Geschichte Nicaraguas

Datum

Geschichte

1522-24

Eroberung des Landes für die spanische Krone von Panama aus; Nicaragua ist Bestandteil des Generalkapitanats Guatemala

1524

Gründung der Städte Léon und Granada, deren bürgerkriegsartige Auseinandersetzungen über lange Zeit die Geschichte Nicaraguas prägen

1821

Nach der Unabhängigkeit von Spanien kurzzeitige Zugehörigkeit Nicaraguas zu Mexiko, dann zur Zentralamerikanischen Föderation

1839

Nicaragua wird eine selbstständige Republik

1850er Jahre

Vertreibung des amerikanischen Abenteurers und kurzzeitigen nicaraguanischen Präsidenten William Walker aus Nicaragua durch eine gemeinsame Intervention der zentralamerikanischen Staaten

1912-33

Weitgehende Besetzung des Landes durch US-Truppen, gegen die General Augusto Sandino zwischen 1926 und 1933 einen Guerillakrieg führt

1934

Ermordung Sandinos durch die von den USA gegründete Nationalgarde, deren Führer Anastasio Somoza, mit diktatorischen Vollmachten ausgestattet, das Land gemeinsam mit seiner Familie bis 1979 beherrscht

1979

Sturz des Diktators Somoza durch ein breites Bündnis bürgerlicher und sandinistischer Kräfte; jedoch bald darauf Auseinanderbrechen dieses Bündnisses

ab 1982

Beginn des bewaffneten Widerstandes anti-sandinistischer Kräfte (Contras) aus Honduras und Costa Rica gegen die sandinistische Regierung; logistische und finanzielle Unterstützung der Contras durch die USA

1987

Auf den Gipfeltreffen in Esquipulas und Tela erklären sich die Sandinisten dazu bereit, im Frühjahr 1990 freie Wahlen unter internationaler Beobachtung zuzulassen

1990

Überraschender Wahlsieg eines aus 14 Parteien bestehenden heterogenen Parteienbündnisses, der Unión Nacional Opositora (UNO), Einsetzung einer demokratischen Regierung unter Staatspräsidentin Violeta Barrios de Chamorro

1996

Wahl des Liberalen Arnoldo Alemán zum Präsidenten.

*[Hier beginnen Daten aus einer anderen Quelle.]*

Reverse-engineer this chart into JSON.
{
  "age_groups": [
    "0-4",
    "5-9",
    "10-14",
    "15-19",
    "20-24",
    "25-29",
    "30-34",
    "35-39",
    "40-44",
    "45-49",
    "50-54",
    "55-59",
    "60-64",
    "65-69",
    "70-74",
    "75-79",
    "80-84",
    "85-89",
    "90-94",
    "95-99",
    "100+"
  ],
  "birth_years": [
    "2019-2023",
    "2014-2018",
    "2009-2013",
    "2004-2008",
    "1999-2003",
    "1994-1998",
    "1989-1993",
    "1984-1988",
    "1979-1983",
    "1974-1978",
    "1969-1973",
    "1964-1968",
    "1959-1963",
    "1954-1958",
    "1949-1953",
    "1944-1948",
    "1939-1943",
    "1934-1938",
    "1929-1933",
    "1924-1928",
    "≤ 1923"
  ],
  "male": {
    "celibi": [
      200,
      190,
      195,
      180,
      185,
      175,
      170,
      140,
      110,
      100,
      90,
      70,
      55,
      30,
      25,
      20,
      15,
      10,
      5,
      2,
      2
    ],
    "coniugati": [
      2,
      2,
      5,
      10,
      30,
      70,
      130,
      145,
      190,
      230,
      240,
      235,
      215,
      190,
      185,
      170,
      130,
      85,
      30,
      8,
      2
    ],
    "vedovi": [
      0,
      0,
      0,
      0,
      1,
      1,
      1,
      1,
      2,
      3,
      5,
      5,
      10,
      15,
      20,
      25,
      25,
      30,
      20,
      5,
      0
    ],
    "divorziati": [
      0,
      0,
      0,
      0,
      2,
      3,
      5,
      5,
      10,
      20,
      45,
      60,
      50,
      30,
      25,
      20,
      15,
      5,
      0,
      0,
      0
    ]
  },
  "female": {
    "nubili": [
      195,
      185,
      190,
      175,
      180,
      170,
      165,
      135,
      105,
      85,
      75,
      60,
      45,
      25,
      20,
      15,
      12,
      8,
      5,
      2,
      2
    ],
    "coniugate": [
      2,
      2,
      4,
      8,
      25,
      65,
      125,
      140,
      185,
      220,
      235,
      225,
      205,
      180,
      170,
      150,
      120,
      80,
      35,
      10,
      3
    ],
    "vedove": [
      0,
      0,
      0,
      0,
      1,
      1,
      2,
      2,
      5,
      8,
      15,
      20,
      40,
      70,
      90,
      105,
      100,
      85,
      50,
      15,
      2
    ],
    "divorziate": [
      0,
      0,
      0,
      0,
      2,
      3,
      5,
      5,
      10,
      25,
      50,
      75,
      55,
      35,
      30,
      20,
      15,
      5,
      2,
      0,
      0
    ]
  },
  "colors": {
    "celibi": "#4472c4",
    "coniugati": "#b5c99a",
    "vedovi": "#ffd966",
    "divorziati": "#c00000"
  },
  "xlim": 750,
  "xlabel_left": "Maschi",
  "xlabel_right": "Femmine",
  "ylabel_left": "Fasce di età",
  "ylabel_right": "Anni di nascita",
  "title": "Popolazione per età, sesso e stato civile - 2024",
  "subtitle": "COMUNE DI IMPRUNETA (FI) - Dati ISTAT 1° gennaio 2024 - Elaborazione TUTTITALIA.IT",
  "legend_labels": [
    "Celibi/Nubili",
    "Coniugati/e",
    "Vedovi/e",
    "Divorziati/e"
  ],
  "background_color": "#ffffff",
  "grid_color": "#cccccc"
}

In seiner Regierungszeit werden mit erheblicher Unterstützung durch die internationale Gemeinschaft deutliche Fortschritte beim Wiederaufbau des Landes erzielt; allerdings massive Korruption durch A. Alemán

2001

Wahl von Enrique Bolaños Geyer zum Präsidenten, der sich mit Unterstützung der internationalen Gebergemeinschaft den Kampf gegen die Korruption zum Ziel gesetzt hat

2007

Sechzehn Jahre nach seiner Abwahl 1990 kehrt der Führer der Frente Sandinista de Liberación Nacional (FSLN), Daniel Ortega Saavedra, durch freie Wahlen am 10.10.2007 ins Präsidentenamt zurück.